Rarriwuy Hick likens the build-up to her first lead role in a TV drama to an athlete training for a major sporting event.
“There were months and months of preparation before pre-production,” she recalls. “Meditation, trying to find things that could ground me, working out every day with Pilates and boxing.”
To play police detective Toni Alma in True Colours, a four-part series created by Warren H. Williams and Erica Glynn, she also travelled to the production base in Alice Springs (Mparntwe) a month before shooting started. “I needed to get a sense of the pace of Alice Springs: it’s very different to where I’m from, even though it’s also the Northern Territory,” she explains.
The dancer, writer, choreographer and actor (Redfern Now, The Gods of Wheat Street, Cleverman, Wentworth) is based further north, closer to Darwin in Arnhem Land, which she describes as a long way, geographically, climatically and culturally, from the Arrernte country where the drama is set.
“We have palm trees and crystal-clear water, it’s very tropical, humid. It’s got that Bali vibe. Alice Springs has this beautiful flat desert with amazing ranges. You hardly ever see a cloud in the sky. We were filming in winter, this time last year, and it is cold. But you turn the camera on, and it doesn’t matter what time of the day, the landscape is strikingly beautiful with its bright red colours and spinifex.”
Near the start of the series, made by Bunya Productions (Mystery Road, Goldstone, Sweet Country) in association with SBS and NITV, Alma is sent from her city posting to a remote community to investigate an assault on a teenage girl, Mariah (Janaya Kopp). The fictional Perdar Theendar is where the detective was born and raised, a place where she has deep roots and a complicated history. And while her boss (Emma Jackson) believes Alma’s local knowledge will be an asset for the case, some members of the community now resentfully regard the policewoman as an outsider.

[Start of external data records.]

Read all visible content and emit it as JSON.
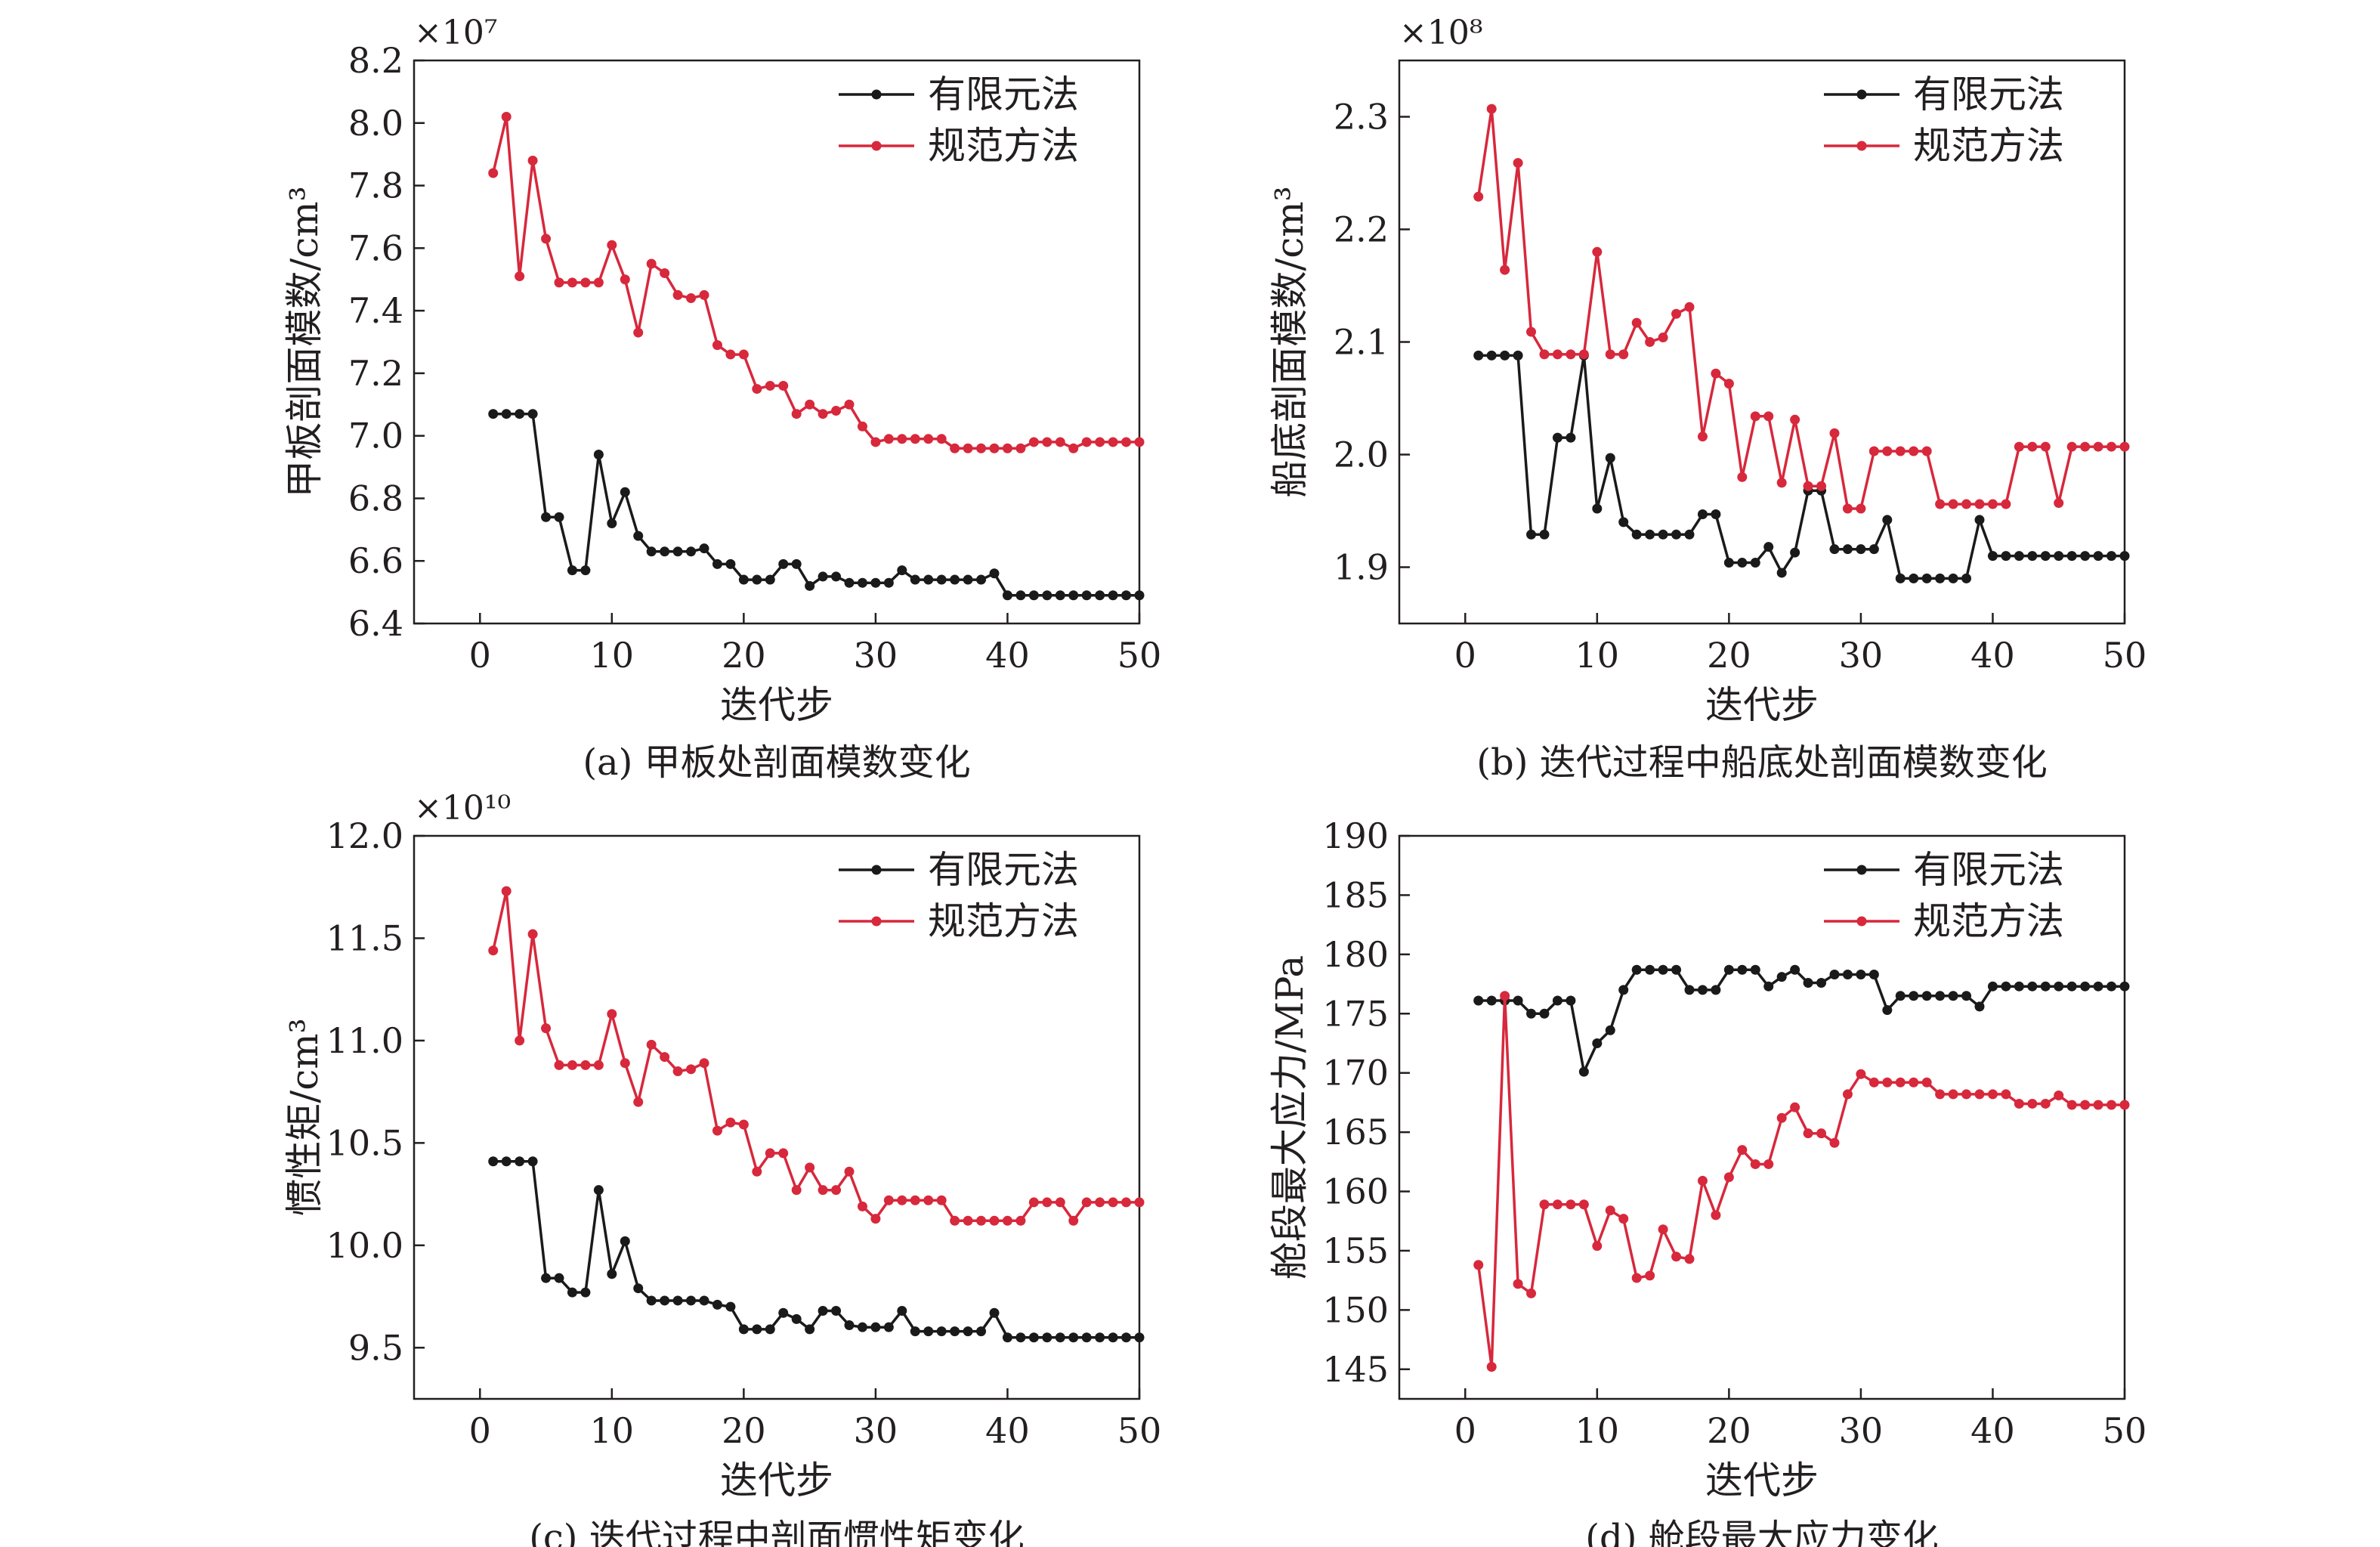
{
  "chart_data": [
    {
      "type": "line",
      "caption": "(a) 甲板处剖面模数变化",
      "xlabel": "迭代步",
      "ylabel": "甲板剖面模数/cm³",
      "exponent": "×10⁷",
      "xlim": [
        -5,
        50
      ],
      "ylim": [
        6.4,
        8.2
      ],
      "xticks": [
        0,
        10,
        20,
        30,
        40,
        50
      ],
      "yticks": [
        "6.4",
        "6.6",
        "6.8",
        "7.0",
        "7.2",
        "7.4",
        "7.6",
        "7.8",
        "8.0",
        "8.2"
      ],
      "grid": false,
      "legend_position": "top-right",
      "x": [
        1,
        2,
        3,
        4,
        5,
        6,
        7,
        8,
        9,
        10,
        11,
        12,
        13,
        14,
        15,
        16,
        17,
        18,
        19,
        20,
        21,
        22,
        23,
        24,
        25,
        26,
        27,
        28,
        29,
        30,
        31,
        32,
        33,
        34,
        35,
        36,
        37,
        38,
        39,
        40,
        41,
        42,
        43,
        44,
        45,
        46,
        47,
        48,
        49,
        50
      ],
      "series": [
        {
          "name": "有限元法",
          "color": "#1a1a1a",
          "values": [
            7.07,
            7.07,
            7.07,
            7.07,
            6.74,
            6.74,
            6.57,
            6.57,
            6.94,
            6.72,
            6.82,
            6.68,
            6.63,
            6.63,
            6.63,
            6.63,
            6.64,
            6.59,
            6.59,
            6.54,
            6.54,
            6.54,
            6.59,
            6.59,
            6.52,
            6.55,
            6.55,
            6.53,
            6.53,
            6.53,
            6.53,
            6.57,
            6.54,
            6.54,
            6.54,
            6.54,
            6.54,
            6.54,
            6.56,
            6.49,
            6.49,
            6.49,
            6.49,
            6.49,
            6.49,
            6.49,
            6.49,
            6.49,
            6.49,
            6.49
          ]
        },
        {
          "name": "规范方法",
          "color": "#d7283c",
          "values": [
            7.84,
            8.02,
            7.51,
            7.88,
            7.63,
            7.49,
            7.49,
            7.49,
            7.49,
            7.61,
            7.5,
            7.33,
            7.55,
            7.52,
            7.45,
            7.44,
            7.45,
            7.29,
            7.26,
            7.26,
            7.15,
            7.16,
            7.16,
            7.07,
            7.1,
            7.07,
            7.08,
            7.1,
            7.03,
            6.98,
            6.99,
            6.99,
            6.99,
            6.99,
            6.99,
            6.96,
            6.96,
            6.96,
            6.96,
            6.96,
            6.96,
            6.98,
            6.98,
            6.98,
            6.96,
            6.98,
            6.98,
            6.98,
            6.98,
            6.98
          ]
        }
      ]
    },
    {
      "type": "line",
      "caption": "(b) 迭代过程中船底处剖面模数变化",
      "xlabel": "迭代步",
      "ylabel": "船底剖面模数/cm³",
      "exponent": "×10⁸",
      "xlim": [
        -5,
        50
      ],
      "ylim": [
        1.85,
        2.35
      ],
      "xticks": [
        0,
        10,
        20,
        30,
        40,
        50
      ],
      "yticks": [
        "1.9",
        "2.0",
        "2.1",
        "2.2",
        "2.3"
      ],
      "grid": false,
      "legend_position": "top-right",
      "x": [
        1,
        2,
        3,
        4,
        5,
        6,
        7,
        8,
        9,
        10,
        11,
        12,
        13,
        14,
        15,
        16,
        17,
        18,
        19,
        20,
        21,
        22,
        23,
        24,
        25,
        26,
        27,
        28,
        29,
        30,
        31,
        32,
        33,
        34,
        35,
        36,
        37,
        38,
        39,
        40,
        41,
        42,
        43,
        44,
        45,
        46,
        47,
        48,
        49,
        50
      ],
      "series": [
        {
          "name": "有限元法",
          "color": "#1a1a1a",
          "values": [
            2.088,
            2.088,
            2.088,
            2.088,
            1.929,
            1.929,
            2.015,
            2.015,
            2.088,
            1.952,
            1.997,
            1.94,
            1.929,
            1.929,
            1.929,
            1.929,
            1.929,
            1.947,
            1.947,
            1.904,
            1.904,
            1.904,
            1.918,
            1.895,
            1.913,
            1.968,
            1.968,
            1.916,
            1.916,
            1.916,
            1.916,
            1.942,
            1.89,
            1.89,
            1.89,
            1.89,
            1.89,
            1.89,
            1.942,
            1.91,
            1.91,
            1.91,
            1.91,
            1.91,
            1.91,
            1.91,
            1.91,
            1.91,
            1.91,
            1.91
          ]
        },
        {
          "name": "规范方法",
          "color": "#d7283c",
          "values": [
            2.229,
            2.307,
            2.164,
            2.259,
            2.109,
            2.089,
            2.089,
            2.089,
            2.089,
            2.18,
            2.089,
            2.089,
            2.117,
            2.1,
            2.104,
            2.125,
            2.131,
            2.016,
            2.072,
            2.063,
            1.98,
            2.034,
            2.034,
            1.975,
            2.031,
            1.972,
            1.972,
            2.019,
            1.952,
            1.952,
            2.003,
            2.003,
            2.003,
            2.003,
            2.003,
            1.956,
            1.956,
            1.956,
            1.956,
            1.956,
            1.956,
            2.007,
            2.007,
            2.007,
            1.957,
            2.007,
            2.007,
            2.007,
            2.007,
            2.007
          ]
        }
      ]
    },
    {
      "type": "line",
      "caption": "(c) 迭代过程中剖面惯性矩变化",
      "xlabel": "迭代步",
      "ylabel": "惯性矩/cm³",
      "exponent": "×10¹⁰",
      "xlim": [
        -5,
        50
      ],
      "ylim": [
        9.25,
        12.0
      ],
      "xticks": [
        0,
        10,
        20,
        30,
        40,
        50
      ],
      "yticks": [
        "9.5",
        "10.0",
        "10.5",
        "11.0",
        "11.5",
        "12.0"
      ],
      "grid": false,
      "legend_position": "top-right",
      "x": [
        1,
        2,
        3,
        4,
        5,
        6,
        7,
        8,
        9,
        10,
        11,
        12,
        13,
        14,
        15,
        16,
        17,
        18,
        19,
        20,
        21,
        22,
        23,
        24,
        25,
        26,
        27,
        28,
        29,
        30,
        31,
        32,
        33,
        34,
        35,
        36,
        37,
        38,
        39,
        40,
        41,
        42,
        43,
        44,
        45,
        46,
        47,
        48,
        49,
        50
      ],
      "series": [
        {
          "name": "有限元法",
          "color": "#1a1a1a",
          "values": [
            10.41,
            10.41,
            10.41,
            10.41,
            9.84,
            9.84,
            9.77,
            9.77,
            10.27,
            9.86,
            10.02,
            9.79,
            9.73,
            9.73,
            9.73,
            9.73,
            9.73,
            9.71,
            9.7,
            9.59,
            9.59,
            9.59,
            9.67,
            9.64,
            9.59,
            9.68,
            9.68,
            9.61,
            9.6,
            9.6,
            9.6,
            9.68,
            9.58,
            9.58,
            9.58,
            9.58,
            9.58,
            9.58,
            9.67,
            9.55,
            9.55,
            9.55,
            9.55,
            9.55,
            9.55,
            9.55,
            9.55,
            9.55,
            9.55,
            9.55
          ]
        },
        {
          "name": "规范方法",
          "color": "#d7283c",
          "values": [
            11.44,
            11.73,
            11.0,
            11.52,
            11.06,
            10.88,
            10.88,
            10.88,
            10.88,
            11.13,
            10.89,
            10.7,
            10.98,
            10.92,
            10.85,
            10.86,
            10.89,
            10.56,
            10.6,
            10.59,
            10.36,
            10.45,
            10.45,
            10.27,
            10.38,
            10.27,
            10.27,
            10.36,
            10.19,
            10.13,
            10.22,
            10.22,
            10.22,
            10.22,
            10.22,
            10.12,
            10.12,
            10.12,
            10.12,
            10.12,
            10.12,
            10.21,
            10.21,
            10.21,
            10.12,
            10.21,
            10.21,
            10.21,
            10.21,
            10.21
          ]
        }
      ]
    },
    {
      "type": "line",
      "caption": "(d) 舱段最大应力变化",
      "xlabel": "迭代步",
      "ylabel": "舱段最大应力/MPa",
      "exponent": "",
      "xlim": [
        -5,
        50
      ],
      "ylim": [
        142.5,
        190
      ],
      "xticks": [
        0,
        10,
        20,
        30,
        40,
        50
      ],
      "yticks": [
        "145",
        "150",
        "155",
        "160",
        "165",
        "170",
        "175",
        "180",
        "185",
        "190"
      ],
      "grid": false,
      "legend_position": "top-right",
      "x": [
        1,
        2,
        3,
        4,
        5,
        6,
        7,
        8,
        9,
        10,
        11,
        12,
        13,
        14,
        15,
        16,
        17,
        18,
        19,
        20,
        21,
        22,
        23,
        24,
        25,
        26,
        27,
        28,
        29,
        30,
        31,
        32,
        33,
        34,
        35,
        36,
        37,
        38,
        39,
        40,
        41,
        42,
        43,
        44,
        45,
        46,
        47,
        48,
        49,
        50
      ],
      "series": [
        {
          "name": "有限元法",
          "color": "#1a1a1a",
          "values": [
            176.1,
            176.1,
            176.1,
            176.1,
            175.0,
            175.0,
            176.1,
            176.1,
            170.1,
            172.5,
            173.6,
            177.0,
            178.7,
            178.7,
            178.7,
            178.7,
            177.0,
            177.0,
            177.0,
            178.7,
            178.7,
            178.7,
            177.3,
            178.1,
            178.7,
            177.6,
            177.6,
            178.3,
            178.3,
            178.3,
            178.3,
            175.3,
            176.5,
            176.5,
            176.5,
            176.5,
            176.5,
            176.5,
            175.6,
            177.3,
            177.3,
            177.3,
            177.3,
            177.3,
            177.3,
            177.3,
            177.3,
            177.3,
            177.3,
            177.3
          ]
        },
        {
          "name": "规范方法",
          "color": "#d7283c",
          "values": [
            153.8,
            145.2,
            176.5,
            152.2,
            151.4,
            158.9,
            158.9,
            158.9,
            158.9,
            155.4,
            158.4,
            157.7,
            152.7,
            152.9,
            156.8,
            154.5,
            154.3,
            160.9,
            158.0,
            161.2,
            163.5,
            162.3,
            162.3,
            166.2,
            167.1,
            164.9,
            164.9,
            164.1,
            168.2,
            169.9,
            169.2,
            169.2,
            169.2,
            169.2,
            169.2,
            168.2,
            168.2,
            168.2,
            168.2,
            168.2,
            168.2,
            167.4,
            167.4,
            167.4,
            168.1,
            167.3,
            167.3,
            167.3,
            167.3,
            167.3
          ]
        }
      ]
    }
  ]
}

Her presence in Perdar Theendar allows the drama to explore the customs, rituals and kinship system that operate in the region. Hick, who speaks seven Indigenous dialects, learnt to speak Arrernte, as a significant amount of the dialogue in the series is spoken in the local language.
Alma’s uncle Samuel (series co-creator Williams), a community police officer, cryptically advises her soon after her arrival that “there’s a lot going on around here”, and not all of it is readily apparent, even to a woman who understands the relationships and conventions. Among the challenges, her younger brother, Keithy (Keenan Japangardi Mitchell), is acting out and a former boyfriend might know more about events that took place on secret ceremonial lands than he wants to reveal.